A carestia divulgada e a carestia sentida
O Brasil ainda não se esqueceu que quem mais sofre com a inflação é o pequeno. A começar por seu custo de vida, seguramente maior do que indica o atual IPCA.
Como já explicamos detalhadamente aqui, a cesta desse índice reflete um padrão de consumo de anos anteriores e, consequentemente, está inadequada ao especialíssimo ano de 2020.
O IPCA deste ano, por continuar mantendo inalterados os pesos de itens cuja demanda simplesmente sumiu em decorrência da pandemia — como passagens aéreas, hotéis, turismo, lazer, estacionamentos, ingressos de cinema e teatro, mensalidades escolares e cursos de idioma — transformou-se no índice daquele economista imaginário que passou a pandemia viajando de avião, se hospedando em hotéis e sem comer arroz. Nada a ver com o Brasil real.
A Fecomércio de São Paulo se empenhou em corrigir essa falha e passou a calcular o custo de vida dos produtos e serviços essenciais mais consumidos pelo pequeno neste momento de crise. A "cesta da pandemia" contém os grupos de alimentação e bebidas, habitação, saúde e cuidados pessoais. Essa cesta subiu 11,4% nos últimos 12 meses. O arroz subiu 65%, o feijão, 46%, e o leite, 33%. O brasileiro não leva para casa o IPCA.
Depois do pequeno, os mais prejudicados com a inflação são justamente os políticos, que perdem eleições enquanto a carestia punir o mais fraco. A conferir.
O que ele fará
O Banco Central está em uma posição delicada. Até ontem, ele vinha prometendo manter a Selic em 2% (muito abaixo da inflação) por tempo indeterminado, provavelmente até o quarto trimestre de 2021, por força da política de "forward guidance" (orientação futura), a qual importou dos países desenvolvidos e passou a adotar abertamente desde agosto.
No entanto, no comunicado de ontem, deu a entender que abandonará esta política caso a inflação de preços comece a ficar acima das atuais expectativas — as quais, vale repetir, erraram muito.

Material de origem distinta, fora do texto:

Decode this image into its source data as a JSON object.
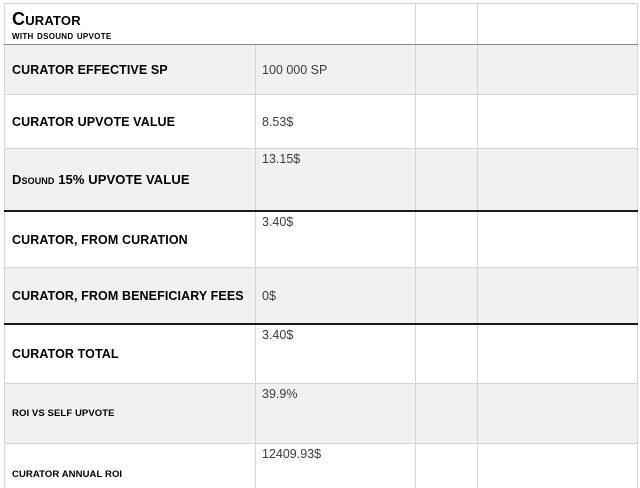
{
  "header": {
    "title": "Curator",
    "subtitle": "with dsound upvote"
  },
  "rows": [
    {
      "label": "CURATOR EFFECTIVE SP",
      "value": "100 000 SP"
    },
    {
      "label": "CURATOR UPVOTE VALUE",
      "value": "8.53$"
    },
    {
      "label": "Dsound 15% UPVOTE VALUE",
      "value": "13.15$"
    },
    {
      "label": "CURATOR, FROM CURATION",
      "value": "3.40$"
    },
    {
      "label": "CURATOR, FROM BENEFICIARY FEES",
      "value": "0$"
    },
    {
      "label": "CURATOR TOTAL",
      "value": "3.40$"
    },
    {
      "label": "ROI VS SELF UPVOTE",
      "value": "39.9%"
    },
    {
      "label": "CURATOR ANNUAL ROI",
      "value": "12409.93$"
    }
  ],
  "colors": {
    "row_shade": "#f1f1f1",
    "grid_line": "#d4d4d4",
    "header_rule": "#8a8a8a",
    "strong_rule": "#1a1a1a",
    "value_text": "#3c3c3c"
  }
}
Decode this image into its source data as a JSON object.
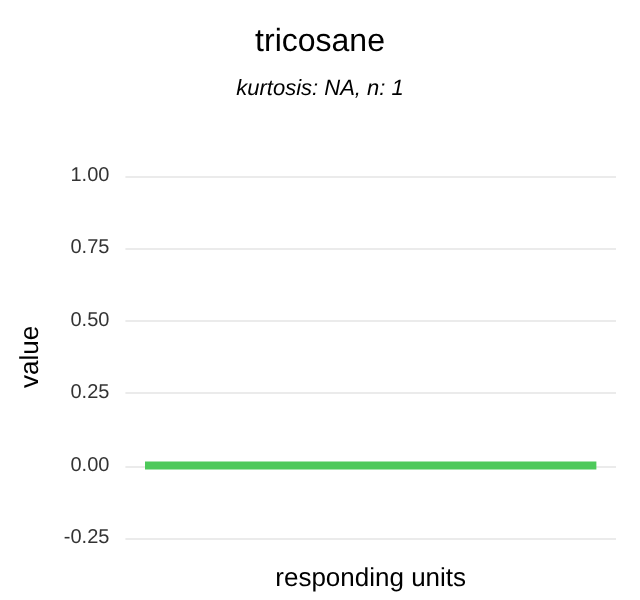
{
  "chart_data": {
    "type": "box",
    "title": "tricosane",
    "subtitle": "kurtosis: NA, n: 1",
    "xlabel": "responding units",
    "ylabel": "value",
    "categories": [
      null
    ],
    "series": [
      {
        "color": "#4dc95a",
        "boxes": [
          {
            "low": 0,
            "q1": 0,
            "median": 0,
            "q3": 0,
            "high": 0
          }
        ]
      }
    ],
    "ylim": [
      -0.25,
      1
    ],
    "yticks": [
      {
        "value": -0.25,
        "label": "-0.25"
      },
      {
        "value": 0,
        "label": "0.00"
      },
      {
        "value": 0.25,
        "label": "0.25"
      },
      {
        "value": 0.5,
        "label": "0.50"
      },
      {
        "value": 0.75,
        "label": "0.75"
      },
      {
        "value": 1,
        "label": "1.00"
      }
    ],
    "grid": "y"
  }
}
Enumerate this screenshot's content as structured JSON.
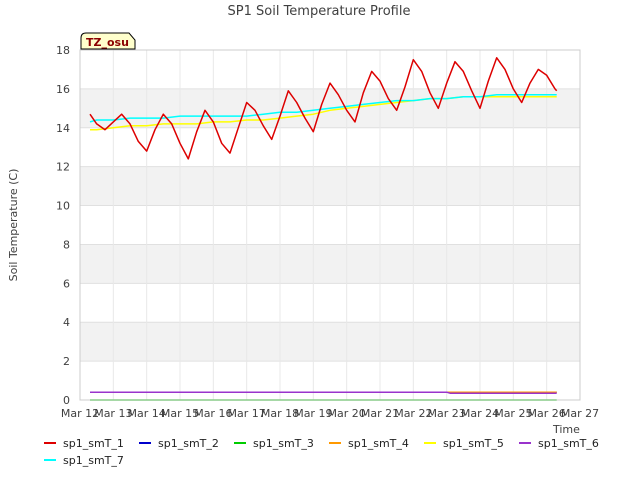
{
  "chart_data": {
    "type": "line",
    "title": "SP1 Soil Temperature Profile",
    "xlabel": "Time",
    "ylabel": "Soil Temperature (C)",
    "tag": "TZ_osu",
    "xlim": [
      12,
      27
    ],
    "ylim": [
      0,
      18
    ],
    "x_ticks": [
      {
        "x": 12,
        "label": "Mar 12"
      },
      {
        "x": 13,
        "label": "Mar 13"
      },
      {
        "x": 14,
        "label": "Mar 14"
      },
      {
        "x": 15,
        "label": "Mar 15"
      },
      {
        "x": 16,
        "label": "Mar 16"
      },
      {
        "x": 17,
        "label": "Mar 17"
      },
      {
        "x": 18,
        "label": "Mar 18"
      },
      {
        "x": 19,
        "label": "Mar 19"
      },
      {
        "x": 20,
        "label": "Mar 20"
      },
      {
        "x": 21,
        "label": "Mar 21"
      },
      {
        "x": 22,
        "label": "Mar 22"
      },
      {
        "x": 23,
        "label": "Mar 23"
      },
      {
        "x": 24,
        "label": "Mar 24"
      },
      {
        "x": 25,
        "label": "Mar 25"
      },
      {
        "x": 26,
        "label": "Mar 26"
      },
      {
        "x": 27,
        "label": "Mar 27"
      }
    ],
    "y_ticks": [
      0,
      2,
      4,
      6,
      8,
      10,
      12,
      14,
      16,
      18
    ],
    "grid": "horizontal bands",
    "legend_position": "bottom",
    "series": [
      {
        "name": "sp1_smT_1",
        "color": "#dd0000",
        "x": [
          12.3,
          12.5,
          12.75,
          13.0,
          13.25,
          13.5,
          13.75,
          14.0,
          14.25,
          14.5,
          14.75,
          15.0,
          15.25,
          15.5,
          15.75,
          16.0,
          16.25,
          16.5,
          16.75,
          17.0,
          17.25,
          17.5,
          17.75,
          18.0,
          18.25,
          18.5,
          18.75,
          19.0,
          19.25,
          19.5,
          19.75,
          20.0,
          20.25,
          20.5,
          20.75,
          21.0,
          21.25,
          21.5,
          21.75,
          22.0,
          22.25,
          22.5,
          22.75,
          23.0,
          23.25,
          23.5,
          23.75,
          24.0,
          24.25,
          24.5,
          24.75,
          25.0,
          25.25,
          25.5,
          25.75,
          26.0,
          26.25,
          26.3
        ],
        "y": [
          14.7,
          14.2,
          13.9,
          14.3,
          14.7,
          14.2,
          13.3,
          12.8,
          13.9,
          14.7,
          14.2,
          13.2,
          12.4,
          13.8,
          14.9,
          14.3,
          13.2,
          12.7,
          14.0,
          15.3,
          14.9,
          14.1,
          13.4,
          14.6,
          15.9,
          15.3,
          14.5,
          13.8,
          15.2,
          16.3,
          15.7,
          14.9,
          14.3,
          15.8,
          16.9,
          16.4,
          15.5,
          14.9,
          16.1,
          17.5,
          16.9,
          15.8,
          15.0,
          16.3,
          17.4,
          16.9,
          15.9,
          15.0,
          16.4,
          17.6,
          17.0,
          16.0,
          15.3,
          16.3,
          17.0,
          16.7,
          16.0,
          15.9
        ]
      },
      {
        "name": "sp1_smT_2",
        "color": "#0000cc",
        "x": [
          12.3,
          26.3
        ],
        "y": [
          0.4,
          0.4
        ]
      },
      {
        "name": "sp1_smT_3",
        "color": "#00cc00",
        "x": [
          12.3,
          26.3
        ],
        "y": [
          0.0,
          0.0
        ]
      },
      {
        "name": "sp1_smT_4",
        "color": "#ff9900",
        "x": [
          12.3,
          26.3
        ],
        "y": [
          0.4,
          0.4
        ]
      },
      {
        "name": "sp1_smT_5",
        "color": "#ffff00",
        "x": [
          12.3,
          12.5,
          13.0,
          13.5,
          14.0,
          14.5,
          15.0,
          15.5,
          16.0,
          16.5,
          17.0,
          17.5,
          18.0,
          18.5,
          19.0,
          19.5,
          20.0,
          20.5,
          21.0,
          21.5,
          22.0,
          22.5,
          23.0,
          23.5,
          24.0,
          24.5,
          25.0,
          25.5,
          26.0,
          26.3
        ],
        "y": [
          13.9,
          13.9,
          14.0,
          14.1,
          14.1,
          14.2,
          14.2,
          14.2,
          14.3,
          14.3,
          14.4,
          14.4,
          14.5,
          14.6,
          14.7,
          14.9,
          15.0,
          15.1,
          15.2,
          15.3,
          15.4,
          15.5,
          15.5,
          15.6,
          15.6,
          15.6,
          15.6,
          15.6,
          15.6,
          15.6
        ]
      },
      {
        "name": "sp1_smT_6",
        "color": "#9933cc",
        "x": [
          12.3,
          23.0,
          23.1,
          26.3
        ],
        "y": [
          0.4,
          0.4,
          0.35,
          0.35
        ]
      },
      {
        "name": "sp1_smT_7",
        "color": "#00ffff",
        "x": [
          12.3,
          12.5,
          13.0,
          13.5,
          14.0,
          14.5,
          15.0,
          15.5,
          16.0,
          16.5,
          17.0,
          17.5,
          18.0,
          18.5,
          19.0,
          19.5,
          20.0,
          20.5,
          21.0,
          21.5,
          22.0,
          22.5,
          23.0,
          23.5,
          24.0,
          24.5,
          25.0,
          25.5,
          26.0,
          26.3
        ],
        "y": [
          14.3,
          14.4,
          14.4,
          14.5,
          14.5,
          14.5,
          14.6,
          14.6,
          14.6,
          14.6,
          14.6,
          14.7,
          14.8,
          14.8,
          14.9,
          15.0,
          15.1,
          15.2,
          15.3,
          15.4,
          15.4,
          15.5,
          15.5,
          15.6,
          15.6,
          15.7,
          15.7,
          15.7,
          15.7,
          15.7
        ]
      }
    ]
  }
}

Assim, ele torce para que os efeitos da expansão de 50% da massa monetária (que ele mesmo promoveu) sejam anulados pela descontinuidade do auxílio emergencial e por um dólar comportado — cuja queda pode não significar muito, pois a moeda americana está se enfraquecendo no mundo inteiro.
O mercado, porém, ainda não está acreditando muito nesse milagre. Os títulos indexados à inflação indicam IPCA próximo a 4% em 2021, com uma corcova em meados de 2021 ao ritmo de 6% ao ano. E o mercado futuro de juros indica que a Selic estará próxima a 4,5% em janeiro de 2022, bem acima das projeções dos analistas, que esperam 3%.
Em 2012, um Banco Central desconfortavelmente servil ao Executivo federal derrubou a Selic de 12,50% para 7,25%, nível mais baixo até então. A inflação, tal como agora, subiu rapidamente com o estímulo dos juros e obrigou o BC a subir a Selic dois anos depois para 14,25%, detonando a recessão que caracterizou o fim do governo Dilma em 2015.
Inflação não tem ideologia e não costuma perdoar heterodoxias.